Saturday, 19 April 2014

New Exoplanet Kepler-186f Is Life Friendly?

Kepler-186f, Images courtesy of NASA Ames/SETI Institute/JPL-Caltech.

Joel Kontinen

Kepler-186f, a star orbiting a red dwarf star some 500 light years from us is the latest exoplanet that might just about have liquid water. And, in a Darwinian scenario, water almost always means that there might be life.

The planet is comfortably within the star’s habitable zone.

What is often overlooked is that Venus and Mars also orbit the Sun in the habitable zone, so any declaration of the certainty of alien life might be a bit premature, especially as red dwarfs – unlike our sun – are known to be somewhat unstable.

Writing in Answers magazine, astronomer Danny Faulkner states:

Red and orange stars produce dangerous magnetic activity. Since these stars are cooler than the sun, habitable planets must orbit more closely – and face greater harm. Another potential problem is insufficient radiation to support photosynthesis.”

New Scientist likewise acknowledges some of the difficulties:

Red dwarf stars are highly active, producing frequent flares and strong winds of radiation. And as Kepler-186f is slightly larger than Earth, if it has a similar internal structure, it would support a stronger magnetic field. That would spark interactions between any potential atmosphere and stellar radiation that could create frequent and spectacular auroras visible from large regions of the planet.”

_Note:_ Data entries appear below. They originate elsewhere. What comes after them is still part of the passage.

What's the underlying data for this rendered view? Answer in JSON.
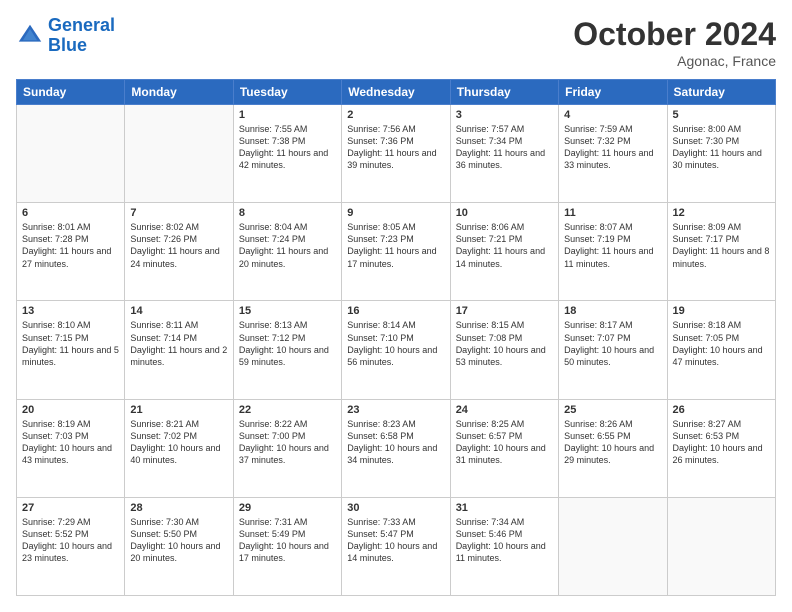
{
  "header": {
    "logo_line1": "General",
    "logo_line2": "Blue",
    "month": "October 2024",
    "location": "Agonac, France"
  },
  "days_of_week": [
    "Sunday",
    "Monday",
    "Tuesday",
    "Wednesday",
    "Thursday",
    "Friday",
    "Saturday"
  ],
  "weeks": [
    [
      {
        "day": "",
        "empty": true
      },
      {
        "day": "",
        "empty": true
      },
      {
        "day": "1",
        "sunrise": "Sunrise: 7:55 AM",
        "sunset": "Sunset: 7:38 PM",
        "daylight": "Daylight: 11 hours and 42 minutes."
      },
      {
        "day": "2",
        "sunrise": "Sunrise: 7:56 AM",
        "sunset": "Sunset: 7:36 PM",
        "daylight": "Daylight: 11 hours and 39 minutes."
      },
      {
        "day": "3",
        "sunrise": "Sunrise: 7:57 AM",
        "sunset": "Sunset: 7:34 PM",
        "daylight": "Daylight: 11 hours and 36 minutes."
      },
      {
        "day": "4",
        "sunrise": "Sunrise: 7:59 AM",
        "sunset": "Sunset: 7:32 PM",
        "daylight": "Daylight: 11 hours and 33 minutes."
      },
      {
        "day": "5",
        "sunrise": "Sunrise: 8:00 AM",
        "sunset": "Sunset: 7:30 PM",
        "daylight": "Daylight: 11 hours and 30 minutes."
      }
    ],
    [
      {
        "day": "6",
        "sunrise": "Sunrise: 8:01 AM",
        "sunset": "Sunset: 7:28 PM",
        "daylight": "Daylight: 11 hours and 27 minutes."
      },
      {
        "day": "7",
        "sunrise": "Sunrise: 8:02 AM",
        "sunset": "Sunset: 7:26 PM",
        "daylight": "Daylight: 11 hours and 24 minutes."
      },
      {
        "day": "8",
        "sunrise": "Sunrise: 8:04 AM",
        "sunset": "Sunset: 7:24 PM",
        "daylight": "Daylight: 11 hours and 20 minutes."
      },
      {
        "day": "9",
        "sunrise": "Sunrise: 8:05 AM",
        "sunset": "Sunset: 7:23 PM",
        "daylight": "Daylight: 11 hours and 17 minutes."
      },
      {
        "day": "10",
        "sunrise": "Sunrise: 8:06 AM",
        "sunset": "Sunset: 7:21 PM",
        "daylight": "Daylight: 11 hours and 14 minutes."
      },
      {
        "day": "11",
        "sunrise": "Sunrise: 8:07 AM",
        "sunset": "Sunset: 7:19 PM",
        "daylight": "Daylight: 11 hours and 11 minutes."
      },
      {
        "day": "12",
        "sunrise": "Sunrise: 8:09 AM",
        "sunset": "Sunset: 7:17 PM",
        "daylight": "Daylight: 11 hours and 8 minutes."
      }
    ],
    [
      {
        "day": "13",
        "sunrise": "Sunrise: 8:10 AM",
        "sunset": "Sunset: 7:15 PM",
        "daylight": "Daylight: 11 hours and 5 minutes."
      },
      {
        "day": "14",
        "sunrise": "Sunrise: 8:11 AM",
        "sunset": "Sunset: 7:14 PM",
        "daylight": "Daylight: 11 hours and 2 minutes."
      },
      {
        "day": "15",
        "sunrise": "Sunrise: 8:13 AM",
        "sunset": "Sunset: 7:12 PM",
        "daylight": "Daylight: 10 hours and 59 minutes."
      },
      {
        "day": "16",
        "sunrise": "Sunrise: 8:14 AM",
        "sunset": "Sunset: 7:10 PM",
        "daylight": "Daylight: 10 hours and 56 minutes."
      },
      {
        "day": "17",
        "sunrise": "Sunrise: 8:15 AM",
        "sunset": "Sunset: 7:08 PM",
        "daylight": "Daylight: 10 hours and 53 minutes."
      },
      {
        "day": "18",
        "sunrise": "Sunrise: 8:17 AM",
        "sunset": "Sunset: 7:07 PM",
        "daylight": "Daylight: 10 hours and 50 minutes."
      },
      {
        "day": "19",
        "sunrise": "Sunrise: 8:18 AM",
        "sunset": "Sunset: 7:05 PM",
        "daylight": "Daylight: 10 hours and 47 minutes."
      }
    ],
    [
      {
        "day": "20",
        "sunrise": "Sunrise: 8:19 AM",
        "sunset": "Sunset: 7:03 PM",
        "daylight": "Daylight: 10 hours and 43 minutes."
      },
      {
        "day": "21",
        "sunrise": "Sunrise: 8:21 AM",
        "sunset": "Sunset: 7:02 PM",
        "daylight": "Daylight: 10 hours and 40 minutes."
      },
      {
        "day": "22",
        "sunrise": "Sunrise: 8:22 AM",
        "sunset": "Sunset: 7:00 PM",
        "daylight": "Daylight: 10 hours and 37 minutes."
      },
      {
        "day": "23",
        "sunrise": "Sunrise: 8:23 AM",
        "sunset": "Sunset: 6:58 PM",
        "daylight": "Daylight: 10 hours and 34 minutes."
      },
      {
        "day": "24",
        "sunrise": "Sunrise: 8:25 AM",
        "sunset": "Sunset: 6:57 PM",
        "daylight": "Daylight: 10 hours and 31 minutes."
      },
      {
        "day": "25",
        "sunrise": "Sunrise: 8:26 AM",
        "sunset": "Sunset: 6:55 PM",
        "daylight": "Daylight: 10 hours and 29 minutes."
      },
      {
        "day": "26",
        "sunrise": "Sunrise: 8:27 AM",
        "sunset": "Sunset: 6:53 PM",
        "daylight": "Daylight: 10 hours and 26 minutes."
      }
    ],
    [
      {
        "day": "27",
        "sunrise": "Sunrise: 7:29 AM",
        "sunset": "Sunset: 5:52 PM",
        "daylight": "Daylight: 10 hours and 23 minutes."
      },
      {
        "day": "28",
        "sunrise": "Sunrise: 7:30 AM",
        "sunset": "Sunset: 5:50 PM",
        "daylight": "Daylight: 10 hours and 20 minutes."
      },
      {
        "day": "29",
        "sunrise": "Sunrise: 7:31 AM",
        "sunset": "Sunset: 5:49 PM",
        "daylight": "Daylight: 10 hours and 17 minutes."
      },
      {
        "day": "30",
        "sunrise": "Sunrise: 7:33 AM",
        "sunset": "Sunset: 5:47 PM",
        "daylight": "Daylight: 10 hours and 14 minutes."
      },
      {
        "day": "31",
        "sunrise": "Sunrise: 7:34 AM",
        "sunset": "Sunset: 5:46 PM",
        "daylight": "Daylight: 10 hours and 11 minutes."
      },
      {
        "day": "",
        "empty": true
      },
      {
        "day": "",
        "empty": true
      }
    ]
  ]
}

However, spectacular auroras are not what life would first and foremost need. Many astronomers know that in contrast to Earth, exoplanets tend to be more or less weird, and some will admit that contrary to evolutionary expectations, alien life might not even exist.

Among the trillions of stars, there’s no place like home.


Faulkner, Danny. 2014. Not just another star. Answers 9 (1): 66–67.

Grossman, Lisa. 2014, Smallest life-friendly exoplanet may be lit by auroras. New Scientist (17 April).